To be useful, curricular materials and professional development must be developed in close collaboration with teachers, incorporating their experiences and insights. Over 50 teachers provided feedback on our materials in the pilot study, and several taught the lessons in their classrooms, adapting them to the specific needs of their students. A teacher who taught a lesson on the Third Reich to tenth graders commented: “I truly enjoyed this lesson and I plan on using it for the upcoming academic year. The students loved the lesson because of the presentation of the materials and the organization of the information.

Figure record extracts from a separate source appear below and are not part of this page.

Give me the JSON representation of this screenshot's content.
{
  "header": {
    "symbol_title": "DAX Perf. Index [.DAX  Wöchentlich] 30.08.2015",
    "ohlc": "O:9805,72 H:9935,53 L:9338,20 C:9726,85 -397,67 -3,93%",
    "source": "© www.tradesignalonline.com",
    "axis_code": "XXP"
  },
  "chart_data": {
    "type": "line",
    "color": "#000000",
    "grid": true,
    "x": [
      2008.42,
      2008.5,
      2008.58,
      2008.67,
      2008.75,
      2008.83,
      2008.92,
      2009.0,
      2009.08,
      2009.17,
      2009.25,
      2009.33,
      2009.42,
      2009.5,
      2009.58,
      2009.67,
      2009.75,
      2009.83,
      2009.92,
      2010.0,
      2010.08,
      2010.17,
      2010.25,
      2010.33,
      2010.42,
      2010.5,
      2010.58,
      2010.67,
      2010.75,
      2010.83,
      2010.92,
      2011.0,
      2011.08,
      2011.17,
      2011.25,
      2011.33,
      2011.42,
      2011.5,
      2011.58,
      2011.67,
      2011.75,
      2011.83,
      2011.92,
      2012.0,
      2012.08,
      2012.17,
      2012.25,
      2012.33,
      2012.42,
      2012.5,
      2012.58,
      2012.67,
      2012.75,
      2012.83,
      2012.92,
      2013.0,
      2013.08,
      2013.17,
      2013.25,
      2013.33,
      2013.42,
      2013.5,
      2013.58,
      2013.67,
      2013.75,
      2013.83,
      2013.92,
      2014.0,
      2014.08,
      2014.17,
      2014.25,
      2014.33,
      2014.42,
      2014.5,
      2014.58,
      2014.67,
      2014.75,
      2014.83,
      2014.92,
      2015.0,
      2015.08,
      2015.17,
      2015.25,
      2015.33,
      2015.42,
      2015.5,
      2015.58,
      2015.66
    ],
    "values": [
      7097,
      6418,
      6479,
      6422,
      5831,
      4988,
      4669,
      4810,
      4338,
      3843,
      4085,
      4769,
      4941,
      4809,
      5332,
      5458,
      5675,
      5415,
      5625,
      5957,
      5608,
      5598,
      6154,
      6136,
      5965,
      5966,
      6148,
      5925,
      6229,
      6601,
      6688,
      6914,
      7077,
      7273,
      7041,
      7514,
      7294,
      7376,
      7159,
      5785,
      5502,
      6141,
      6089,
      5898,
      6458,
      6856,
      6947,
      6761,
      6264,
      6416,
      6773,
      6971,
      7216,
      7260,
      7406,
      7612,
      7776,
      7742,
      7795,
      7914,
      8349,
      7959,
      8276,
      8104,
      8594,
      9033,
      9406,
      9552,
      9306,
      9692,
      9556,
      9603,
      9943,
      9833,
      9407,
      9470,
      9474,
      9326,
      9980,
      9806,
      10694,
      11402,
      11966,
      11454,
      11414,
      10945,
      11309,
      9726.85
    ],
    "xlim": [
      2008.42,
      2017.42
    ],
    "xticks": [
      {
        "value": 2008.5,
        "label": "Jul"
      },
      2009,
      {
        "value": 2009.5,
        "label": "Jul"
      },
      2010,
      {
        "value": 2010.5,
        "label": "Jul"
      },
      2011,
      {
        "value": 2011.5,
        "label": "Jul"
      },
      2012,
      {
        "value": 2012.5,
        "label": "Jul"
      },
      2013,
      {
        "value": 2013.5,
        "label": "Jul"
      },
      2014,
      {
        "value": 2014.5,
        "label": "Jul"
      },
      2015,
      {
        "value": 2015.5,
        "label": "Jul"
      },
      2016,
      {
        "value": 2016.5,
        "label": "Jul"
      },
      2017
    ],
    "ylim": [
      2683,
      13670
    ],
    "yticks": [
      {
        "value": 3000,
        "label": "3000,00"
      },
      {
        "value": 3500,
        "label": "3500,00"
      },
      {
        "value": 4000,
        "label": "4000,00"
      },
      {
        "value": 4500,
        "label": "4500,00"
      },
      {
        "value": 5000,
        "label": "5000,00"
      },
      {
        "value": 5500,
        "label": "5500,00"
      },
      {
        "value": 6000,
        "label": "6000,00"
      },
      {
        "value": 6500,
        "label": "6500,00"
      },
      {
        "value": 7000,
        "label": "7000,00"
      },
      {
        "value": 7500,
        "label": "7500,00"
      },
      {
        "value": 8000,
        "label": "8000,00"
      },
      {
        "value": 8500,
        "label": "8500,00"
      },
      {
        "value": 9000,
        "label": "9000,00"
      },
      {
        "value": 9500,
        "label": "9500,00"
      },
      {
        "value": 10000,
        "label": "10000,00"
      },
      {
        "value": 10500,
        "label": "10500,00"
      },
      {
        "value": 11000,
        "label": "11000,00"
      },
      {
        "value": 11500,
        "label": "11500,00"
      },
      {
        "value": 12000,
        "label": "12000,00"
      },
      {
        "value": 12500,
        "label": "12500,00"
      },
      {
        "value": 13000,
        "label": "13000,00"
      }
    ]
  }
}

It allowed them to explore important concepts of propaganda, civil coercion, and internal marginalization of the populace.”
As we develop the curriculum, we will continue building strong and sustainable partnerships with schools and districts in the greater Philadelphia region to support their efforts to make historical inquiry a robust component of their curricula and teaching practice.
More information about the Luxenberg Education Fund can be found here - we hope you will consider supporting our new initiative.
The Foreign Policy Research Institute is a non-profit, nonpartisan think tank located in Center City Philadelphia. It is dedicated to producing the highest quality scholarship and nonpartisan policy analysis focused on crucial foreign policy and national security challenges facing the United States. We educate those who make and influence policy, as well as the public at large, through the lens of history, geography, and culture.